Desde los casos más conocidos de la llamada mafia “fujimontesinista”, como los mismos Fujimori y Montesinos, y de la cúpula de Sendero Luminoso, como los propios Abimael Guzmán u Osmán Morote, hasta los un tanto olvidados como el del ex juez y operador judicial Alejandro Rodríguez Medrano, dentro del grupo de la corrupción y el del, últimamente tan activo dirigente de Movadef, Alfredo Crespo, dentro del senderismo, entre cientos de otras sentencias; sus protagonistas deben dinero contante y sonante a todos los peruanos. Son millones de soles que no han sido cobrados, insólitamente, ni siquiera en un 1%. Es cierto que las cifras establecidas como reparación civil por el Poder Judicial son, en varios casos, astronómicas, pero también es cierto que las pasadas gestiones presidenciales de Toledo y García han sido inexplicablemente inoperantes en el cobro.
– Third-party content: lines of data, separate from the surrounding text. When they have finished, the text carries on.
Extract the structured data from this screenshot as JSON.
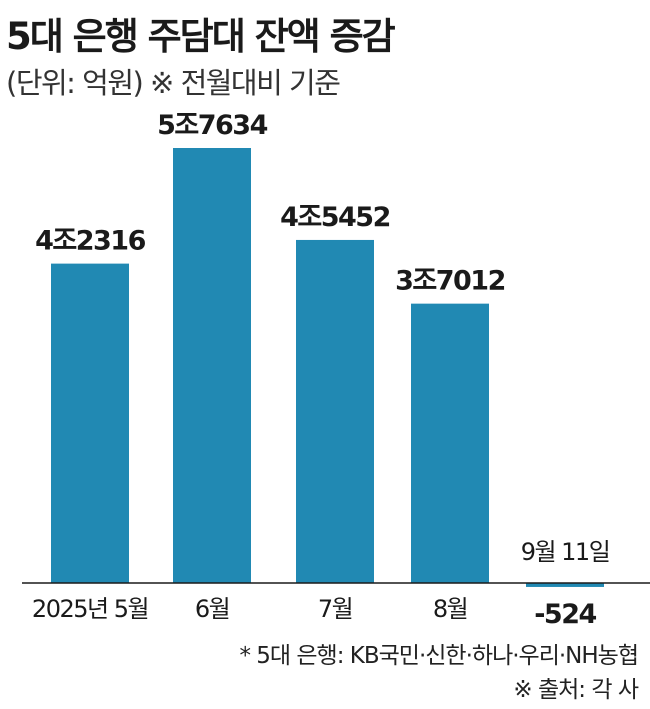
{
  "title": "5대 은행 주담대 잔액 증감",
  "subtitle": "(단위: 억원) ※ 전월대비 기준",
  "footnote": "* 5대 은행: KB국민·신한·하나·우리·NH농협",
  "source": "※ 출처: 각 사",
  "colors": {
    "bar": "#2189b3",
    "axis": "#1a1a1a",
    "text": "#1a1a1a"
  },
  "chart_data": {
    "type": "bar",
    "categories": [
      "2025년 5월",
      "6월",
      "7월",
      "8월",
      "9월 11일"
    ],
    "values": [
      42316,
      57634,
      45452,
      37012,
      -524
    ],
    "data_labels": [
      "4조2316",
      "5조7634",
      "4조5452",
      "3조7012",
      "-524"
    ],
    "ylim": [
      -1500,
      62000
    ],
    "grid": false
  }
}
No es aceptable, por ejemplo, que Alfredo Crespo haya tenido el descaro, según documentos de la Procuradoría Anticorrupción, de pagar solo 40 soles de los 30,0000 que establece su sentencia, ni que Alejandro Rodríguez Medrano haya pagado solo 45 mil de los 600,000 que se le impuso como deuda, y que sigan disfrutando de los mismos derechos civiles y crediticios que tiene cualquier ciudadano que no ha cometido en su vida delito alguno, y con una hoja récord impecable en las centrales de riesgo, tal como sucede con la mayoría de los sentenciados por corrupción. No ha existido, en las pasadas gestiones presidenciales, una real voluntad política de cobrar estas cuantiosas acreencias.

 

Pues bien, algo había que hacer y parece que la actual administración del Ministerio de Justicia se ha puesto las pilas y está tratando de poner al mismo nivel que una institución financiera privada a la alicaída capacidad de cobranza del Estado, más allá de la Sunat. Dentro de esta línea, se acaban de publicar dos decretos supremos que tienen como finalidad condicionar la solicitud de beneficios penitenciarios para sentenciados por corrupción al pago previo de la reparación civil y el empoderamiento estructural de las procuradorías especializadas en terrorismo y corrupción. Estas, hasta la semana pasada, no tenían acceso gratuito, por ejemplo, ni a los registros públicos. Asimismo, están en agenda inmediata cuatro proyectos de ley que permitirán tener un registro nacional de deudores de reparaciones civiles, insertar estas acreencias en el sistema financiero privado y retener hasta la tercera parte de los ingresos de estos deudores. De otro lado, se terminará con la prescripción a los diez años de estas obligaciones y, por último, se instaurará la inhabilitación permanente de las personas sentenciadas por corrupción a ocupar cargos públicos. De esta forma, de acuerdo a las proyecciones más optimistas, se espera cobrar hasta el 25% de toda la cuantiosa acreencia estatal hacia el final del actual gobierno. Ver para creer.